Dans une population de 1 000 fonds américains représentant 80% des actifs sous gestion, M. Kinnel a découvert que, dans le secteur des petites capitalisations, entre les fonds les moins obèses et les plus obèses, il y avait un écart de 1,47 point de pourcentage sur le rendement moyen de cinq ans. Dans les titres de moyenne capitalisation, cet écart était de 1,39 point de pourcentage ; pour les grandes capitalisations, de 1,04 point de pourcentage.

Au total, l’obésité peut affecter les rendements d’un fonds presque autant que les frais de gestion, et les investisseurs ont avantage à garder un oeil sur les signes d’obésité. L’indice d’obésité de Russel Kinnel peut donner une lecture fort précise, mais il requiert un calcul sophistiqué. Il vaut donc la peine de disposer de quelques règles du pouce pour se faire une première évaluation approximative — tout en se rappelant des multiples facteurs mentionnés plus haut.

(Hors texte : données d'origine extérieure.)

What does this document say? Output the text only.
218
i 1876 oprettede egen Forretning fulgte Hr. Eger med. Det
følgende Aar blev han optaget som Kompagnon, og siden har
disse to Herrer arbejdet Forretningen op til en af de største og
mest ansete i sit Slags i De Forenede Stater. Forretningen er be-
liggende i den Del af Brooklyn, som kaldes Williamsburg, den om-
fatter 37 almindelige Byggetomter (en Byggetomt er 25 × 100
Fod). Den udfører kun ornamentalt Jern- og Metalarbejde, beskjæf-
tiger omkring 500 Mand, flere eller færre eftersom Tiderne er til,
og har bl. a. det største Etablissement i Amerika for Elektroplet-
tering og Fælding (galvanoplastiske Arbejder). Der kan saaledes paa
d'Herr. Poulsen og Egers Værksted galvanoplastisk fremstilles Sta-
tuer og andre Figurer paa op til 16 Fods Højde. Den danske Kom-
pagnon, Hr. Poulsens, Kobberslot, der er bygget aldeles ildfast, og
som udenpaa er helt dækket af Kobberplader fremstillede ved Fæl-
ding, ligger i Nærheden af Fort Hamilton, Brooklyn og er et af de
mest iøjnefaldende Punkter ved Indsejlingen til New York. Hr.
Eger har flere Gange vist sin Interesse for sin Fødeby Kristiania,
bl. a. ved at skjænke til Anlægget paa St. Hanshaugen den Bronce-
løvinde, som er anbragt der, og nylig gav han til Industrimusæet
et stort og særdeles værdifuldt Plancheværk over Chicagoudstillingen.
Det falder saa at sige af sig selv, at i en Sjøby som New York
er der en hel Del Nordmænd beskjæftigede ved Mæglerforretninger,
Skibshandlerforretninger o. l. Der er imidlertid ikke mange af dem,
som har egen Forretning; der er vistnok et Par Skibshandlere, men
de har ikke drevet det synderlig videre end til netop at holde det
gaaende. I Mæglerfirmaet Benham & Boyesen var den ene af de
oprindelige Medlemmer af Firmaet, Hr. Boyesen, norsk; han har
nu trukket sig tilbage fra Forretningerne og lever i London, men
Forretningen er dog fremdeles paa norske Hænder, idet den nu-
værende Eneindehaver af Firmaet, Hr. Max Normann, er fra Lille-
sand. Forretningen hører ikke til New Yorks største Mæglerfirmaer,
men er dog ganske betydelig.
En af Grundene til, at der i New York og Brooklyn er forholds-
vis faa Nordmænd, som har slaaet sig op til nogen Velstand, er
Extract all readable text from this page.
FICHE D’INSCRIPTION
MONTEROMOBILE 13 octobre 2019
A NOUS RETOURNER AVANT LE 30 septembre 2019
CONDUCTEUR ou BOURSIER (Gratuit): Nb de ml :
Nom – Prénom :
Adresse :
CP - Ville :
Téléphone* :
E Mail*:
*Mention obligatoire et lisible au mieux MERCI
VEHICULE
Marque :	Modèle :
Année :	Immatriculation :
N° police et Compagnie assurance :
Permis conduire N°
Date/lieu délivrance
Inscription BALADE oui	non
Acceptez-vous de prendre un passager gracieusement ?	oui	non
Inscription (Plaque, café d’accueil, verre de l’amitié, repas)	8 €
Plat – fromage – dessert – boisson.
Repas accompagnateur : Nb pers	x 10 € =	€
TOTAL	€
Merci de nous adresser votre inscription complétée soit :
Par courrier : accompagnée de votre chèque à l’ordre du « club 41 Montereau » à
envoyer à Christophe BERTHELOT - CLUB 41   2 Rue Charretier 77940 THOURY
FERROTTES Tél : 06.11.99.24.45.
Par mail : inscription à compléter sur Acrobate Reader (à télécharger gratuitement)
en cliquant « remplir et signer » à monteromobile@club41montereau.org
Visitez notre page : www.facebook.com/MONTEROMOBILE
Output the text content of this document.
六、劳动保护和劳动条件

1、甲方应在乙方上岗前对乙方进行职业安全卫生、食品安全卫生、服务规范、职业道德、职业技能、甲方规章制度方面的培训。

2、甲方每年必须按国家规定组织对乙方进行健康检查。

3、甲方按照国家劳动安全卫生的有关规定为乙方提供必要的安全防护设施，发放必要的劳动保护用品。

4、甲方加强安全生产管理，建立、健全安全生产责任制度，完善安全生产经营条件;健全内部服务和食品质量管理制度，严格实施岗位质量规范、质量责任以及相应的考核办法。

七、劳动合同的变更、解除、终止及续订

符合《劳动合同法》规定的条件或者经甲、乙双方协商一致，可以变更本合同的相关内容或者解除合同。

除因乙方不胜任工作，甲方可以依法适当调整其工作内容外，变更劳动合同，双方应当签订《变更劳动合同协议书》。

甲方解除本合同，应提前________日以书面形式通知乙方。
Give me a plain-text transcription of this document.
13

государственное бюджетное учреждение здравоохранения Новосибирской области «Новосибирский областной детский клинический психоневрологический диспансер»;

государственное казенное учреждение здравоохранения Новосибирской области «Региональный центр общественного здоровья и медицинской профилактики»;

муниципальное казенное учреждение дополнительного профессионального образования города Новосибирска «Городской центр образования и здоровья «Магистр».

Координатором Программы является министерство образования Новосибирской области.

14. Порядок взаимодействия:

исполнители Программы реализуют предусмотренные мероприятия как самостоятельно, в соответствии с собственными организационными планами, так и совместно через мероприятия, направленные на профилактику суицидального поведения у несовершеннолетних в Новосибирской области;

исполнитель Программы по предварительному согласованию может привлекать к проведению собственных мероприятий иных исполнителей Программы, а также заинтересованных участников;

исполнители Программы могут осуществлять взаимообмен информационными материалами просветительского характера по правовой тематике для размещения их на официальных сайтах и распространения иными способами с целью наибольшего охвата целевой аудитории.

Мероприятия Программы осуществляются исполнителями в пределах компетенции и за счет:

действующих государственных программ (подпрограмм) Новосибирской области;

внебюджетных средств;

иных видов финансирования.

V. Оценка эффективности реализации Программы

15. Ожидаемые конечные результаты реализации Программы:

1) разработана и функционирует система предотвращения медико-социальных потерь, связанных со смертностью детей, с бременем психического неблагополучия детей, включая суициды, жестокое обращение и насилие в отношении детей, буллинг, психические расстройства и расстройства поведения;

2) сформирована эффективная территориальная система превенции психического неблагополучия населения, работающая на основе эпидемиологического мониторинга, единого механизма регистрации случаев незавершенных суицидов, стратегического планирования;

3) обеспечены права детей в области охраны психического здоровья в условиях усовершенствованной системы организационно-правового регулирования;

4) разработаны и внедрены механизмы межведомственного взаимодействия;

Au Canada, M. Nadeau juge qu’il faut lever un drapeau rouge quand un fond de petite et moyenne capitalisation avec une taux de roulement sous 50 % atteint 500 M$. Si le taux de roulement se situe entre 50 % et 100 %, le point d’alerte se situe à 250 M$. Dans les grandes capitalisations, une alarme devrait sonner, dans le premier cas, à 1 G$, dans le deuxième, à 500 M$.

Côté obligataire, Richard Beaulieu établit le seuil d’alarme à 1 G$ pour les obligations de sociétés, ce qui inclut les titres à rendement élevé. Plus important que la taille totale de l’actif, il faut tenir à l’œil la taille de chaque titre sous-jacent. « Un bloc de 10 M$ est considéré comme étant pas mal gros », dit-il. Pour ce qui est des émissions gouvernementales, il ne voit pas de contraintes. Aucun fonds canadien ne souffre d’obésité, juge-t-il.

Aux États-Unis, M. Kinnel fixe trois seuils: 3 G$US pour les fonds de petite capitalisation, 10 G$US pour les fonds de moyenne capitalisation et 20 G$US pour les fonds de grande capitalisation.

L’obésité est une affaire d’opportunités perdues, insiste M. Nedeau. « Si j’ai 20 millions $ à investir, dit-il, et que les contraintes de liquidité me forcent à investir seulement 10 millions $ dans une action qui me donne un rendement de 15%, alors que je dois diriger 10 millions $ vers un titre dont le rendement est de seulement 10%, je viens de perdre un rendement brut de cinq points de pourcentage. »

Combien d’occasions de ce genre les gestionnaires de fonds obèses doivent-ils laisser aller, et dont on n’entend jamais parler? C’est une situation à laquelle les investisseurs au Canada sont plus exposés.